From a philosophical point of view, as a reaction against idealism, Feuerbach and Marx went to the other extreme by creating a system where only the material existed. They substituted God's benevolent authority by an artificial dictatorship. This resulted in enormous massacres, amounting to 50 million deaths in Europe, and the same number in China if one includes wars and their consequences.
The persecution of Christians that then took place in Russia was worse than that of the Roman emperors against the early Church, because it robbed Christians of their private lives, human integrity, and the right to bear witness.
The believer had no place in society. He couldn't hold a job in politics or in higher education or even in scientific research. The children of Christian parents could not pursue higher education, except in rare cases. These children were trained to denounce their parents. Catechesis was banned as an offense. Those who were influential, even clandestine, were arrested and either brain washed or destroyed by drugs in psychiatric hospitals. The KGB stifled or infiltrated churches.
Despite tight secrecy, the cruel treatments were eventually disclosed and revealed the perversity of a system so fundamentally contrary to the beautiful motto of modern revolutions: Liberty, Equality, and Fraternity. Christians no longer dared to speak of their martyrdoms and yet countless Christians have been valiant in the "struggle for human rights," because they were strong in their fight for and with God. They have often been the sign, the reference and the basis of the Resistance even for non-Christians. (2)

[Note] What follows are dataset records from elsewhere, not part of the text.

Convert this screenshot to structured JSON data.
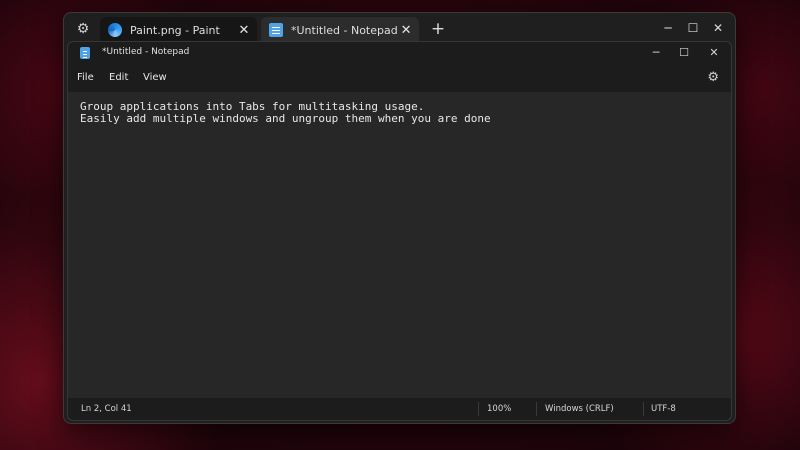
{
  "tabs": [
    {
      "label": "Paint.png - Paint",
      "icon": "paint-icon"
    },
    {
      "label": "*Untitled - Notepad",
      "icon": "notepad-icon"
    }
  ],
  "host_controls": {
    "minimize": "─",
    "maximize": "☐",
    "close": "✕"
  },
  "notepad": {
    "title": "*Untitled - Notepad",
    "menu": [
      "File",
      "Edit",
      "View"
    ],
    "content": "Group applications into Tabs for multitasking usage.\nEasily add multiple windows and ungroup them when you are done",
    "status": {
      "position": "Ln 2, Col 41",
      "zoom": "100%",
      "line_ending": "Windows (CRLF)",
      "encoding": "UTF-8"
    }
  },
  "accent_color": "#c4472f"
}
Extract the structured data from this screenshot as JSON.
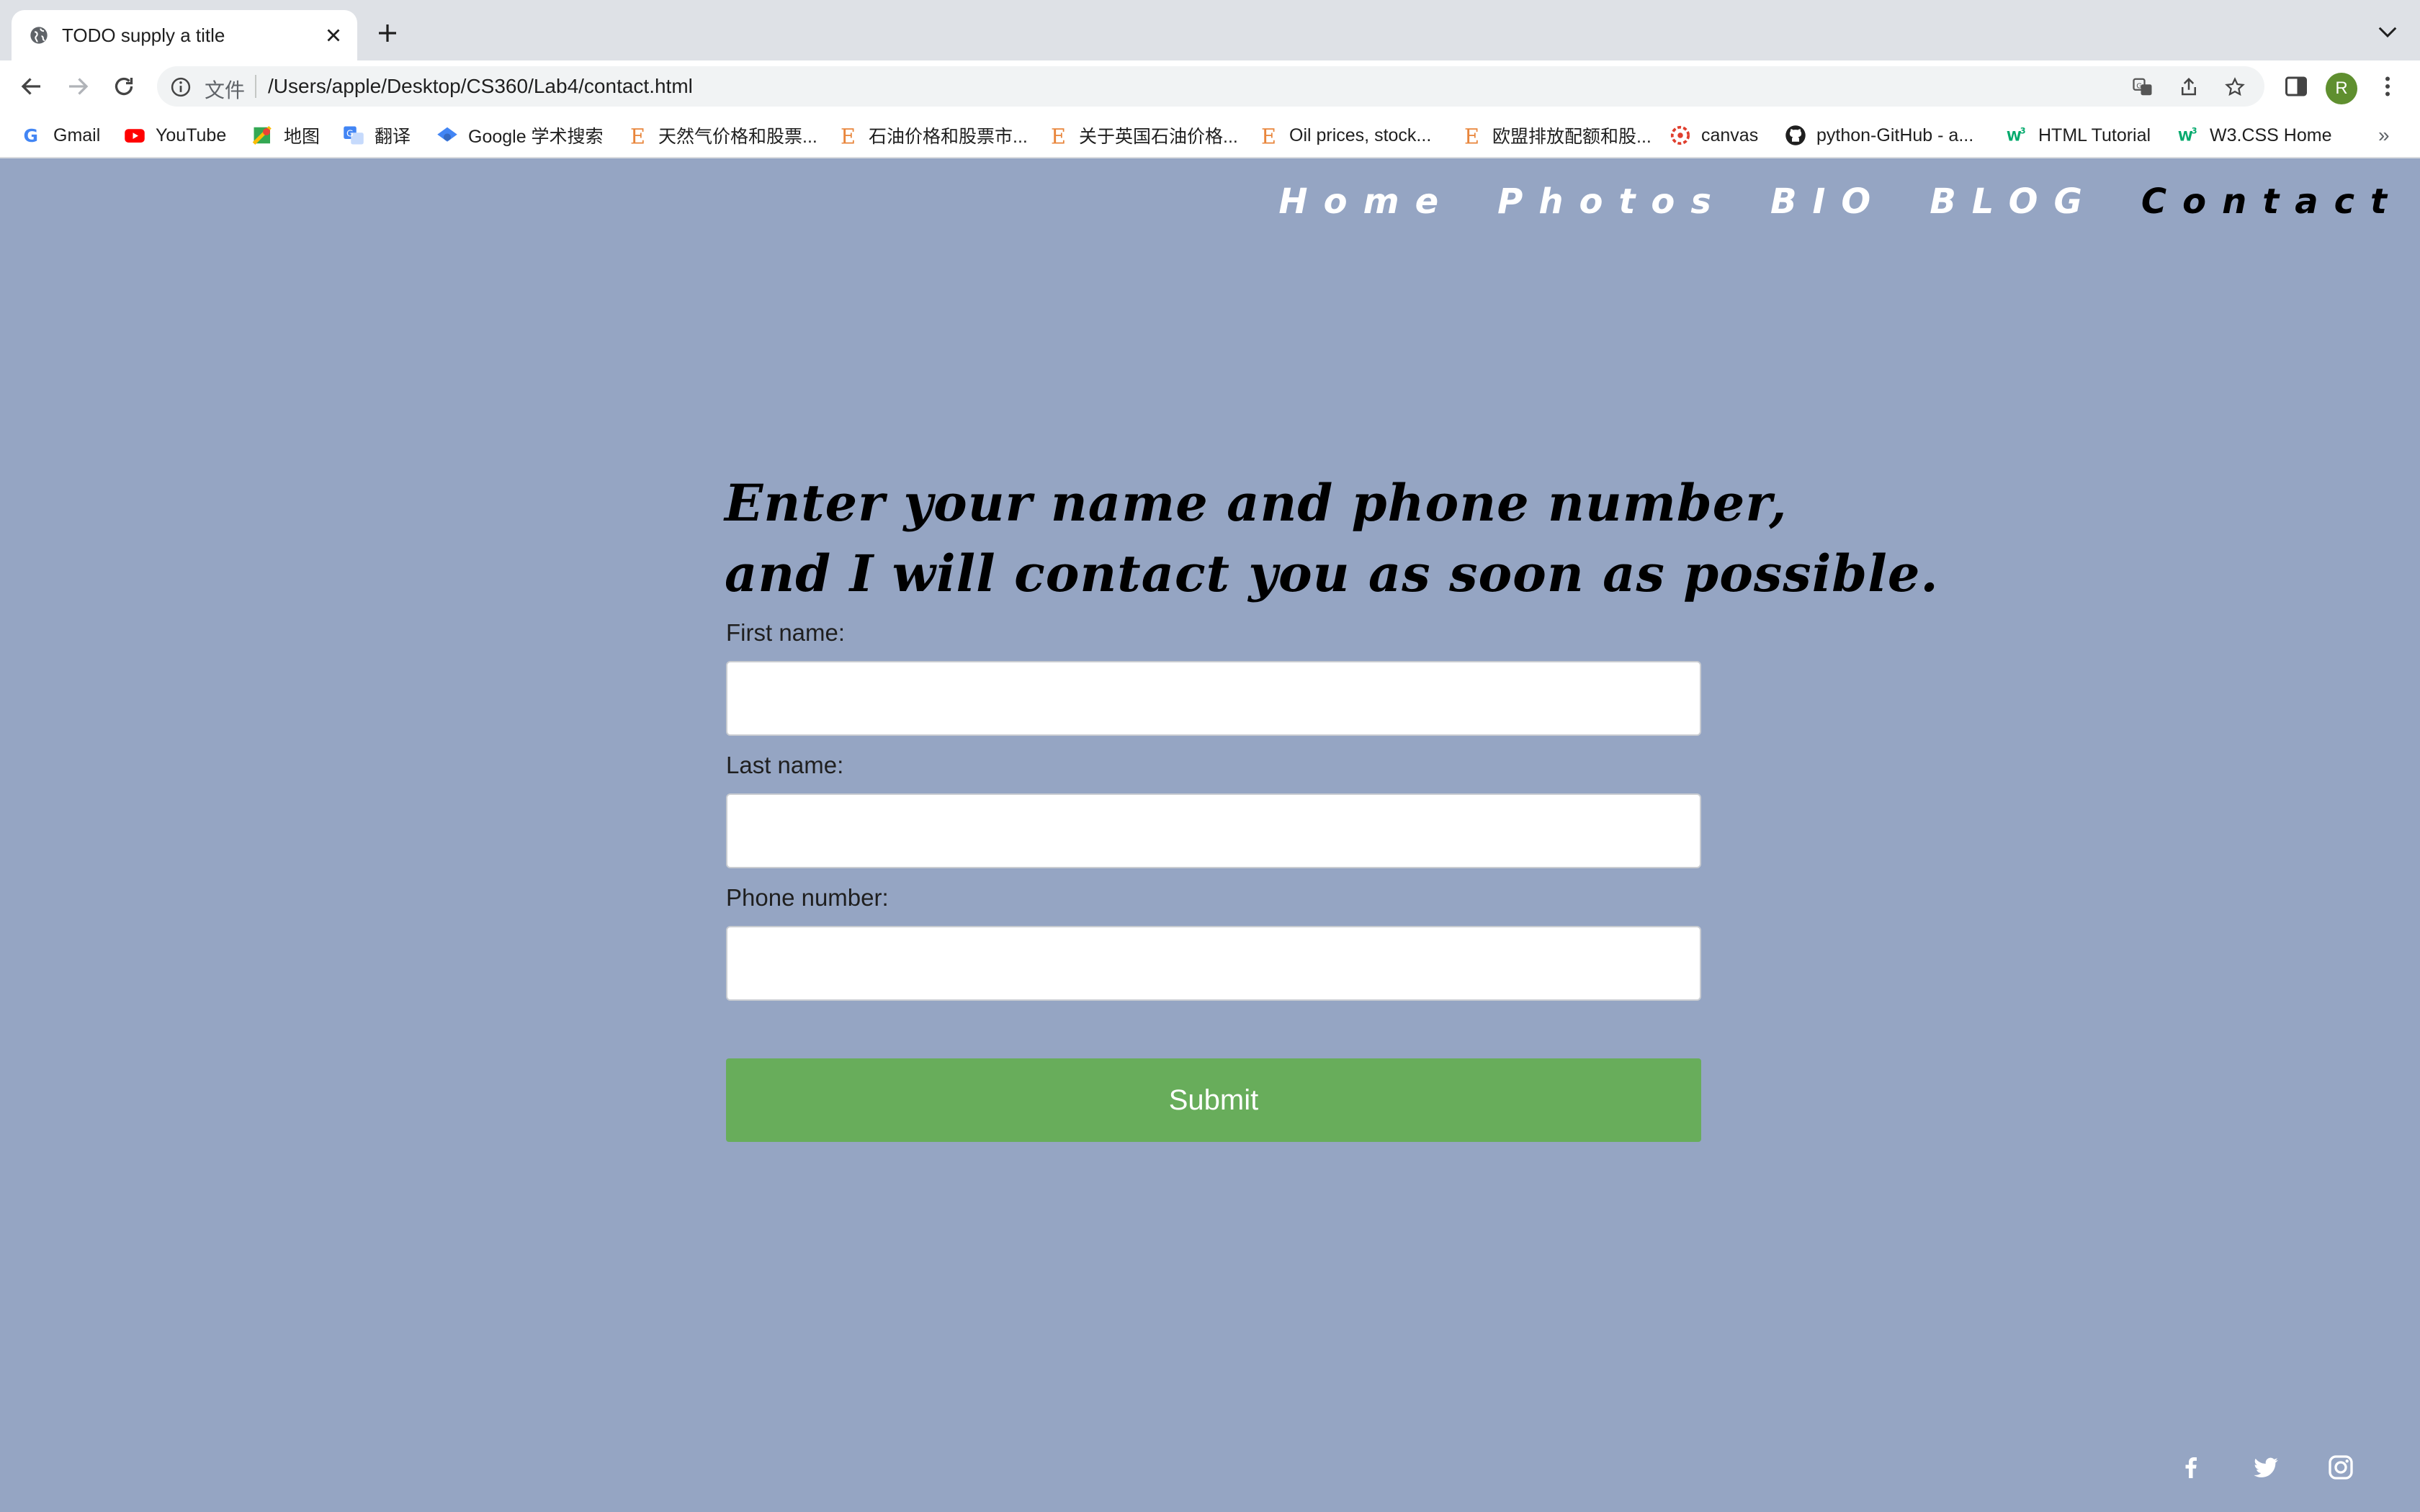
{
  "browser": {
    "tab_title": "TODO supply a title",
    "omnibox_scheme": "文件",
    "url": "/Users/apple/Desktop/CS360/Lab4/contact.html",
    "profile_initial": "R",
    "bookmarks": [
      {
        "label": "Gmail",
        "icon": "gmail-icon"
      },
      {
        "label": "YouTube",
        "icon": "youtube-icon"
      },
      {
        "label": "地图",
        "icon": "maps-icon"
      },
      {
        "label": "翻译",
        "icon": "translate-icon"
      },
      {
        "label": "Google 学术搜索",
        "icon": "scholar-icon"
      },
      {
        "label": "天然气价格和股票...",
        "icon": "e-icon"
      },
      {
        "label": "石油价格和股票市...",
        "icon": "e-icon"
      },
      {
        "label": "关于英国石油价格...",
        "icon": "e-icon"
      },
      {
        "label": "Oil prices, stock...",
        "icon": "e-icon"
      },
      {
        "label": "欧盟排放配额和股...",
        "icon": "e-icon"
      },
      {
        "label": "canvas",
        "icon": "canvas-icon"
      },
      {
        "label": "python-GitHub - a...",
        "icon": "github-icon"
      },
      {
        "label": "HTML Tutorial",
        "icon": "w3-icon"
      },
      {
        "label": "W3.CSS Home",
        "icon": "w3-icon"
      }
    ],
    "bookmarks_overflow": "»"
  },
  "nav": {
    "home": "Home",
    "photos": "Photos",
    "bio": "BIO",
    "blog": "BLOG",
    "contact": "Contact"
  },
  "heading": {
    "line1": "Enter your name and phone number,",
    "line2": "and I will contact you as soon as possible."
  },
  "form": {
    "first_name_label": "First name:",
    "first_name_value": "",
    "last_name_label": "Last name:",
    "last_name_value": "",
    "phone_label": "Phone number:",
    "phone_value": "",
    "submit_label": "Submit"
  },
  "colors": {
    "page_background": "#95a5c3",
    "submit_button": "#68ad5b",
    "nav_active": "#000000",
    "nav_inactive": "#ffffff"
  },
  "social": [
    "facebook-icon",
    "twitter-icon",
    "instagram-icon"
  ]
}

Workers resistance, the feminist movement based on the Virgin Mary, the desire for conversion and the hunger for God showed that communism was not a workers' movement, that it didn't lead to freedom and that religion wasn't dying. There is also a decisive mystical factor, which occurred on February 13, 1917 (before the apparitions at Fatima and the October Revolution): the Blessed Virgin appeared in Moscow with an icon of the Virgin Queen. Victory was achieved not by crusades or violent war, but through peace and reconciliation: peace did not come by crushing the Eastern bloc, but through love and reconciliation. (3)
Pilgrimages and Marian Shrines
At the present time, Orthodox pilgrimages in former Soviet Union countries are becoming more and more frequent. The faithful are visiting holy places that survived the Communist period.
Many feast days of the Icons of the Virgin Mary are celebrated in Moscow (23), Saint Petersburg (5, including the feast of Jasna Gora celebrated on the 6th of March) and Kiev (5).
Other important centers of Marian devotion are Kursk, Smolensk, Wiazniki, Tobolsk, Vitebsk, Vologda, Novgorod and Potchaïov. Some pilgrimages last days, weeks and even months.
Finally, mention should be made of the Orthodox pilgrims who visit shrines that were destroyed by the Communists, but whose memory has remained rooted in the hearts of the people to the point that as soon as it was possible again, the faithful started going to those empty places where only a cross put up recently marks the holiness of the place. (4)
__________________
(1) R. LAURENTIN, Comment la Vierge Marie leur a rendu la liberté, ŒIL, Paris, 1991.
(2) Ibid
(3) Ibid.
(4) Prof. Antoni JACKOWSKI and Dr. Izabela SO?JAN, "Pilgrimages as a means of integration for Europe" in People on the Move #97, April 2005, published on the website www.vatican.va/content/vatican.html.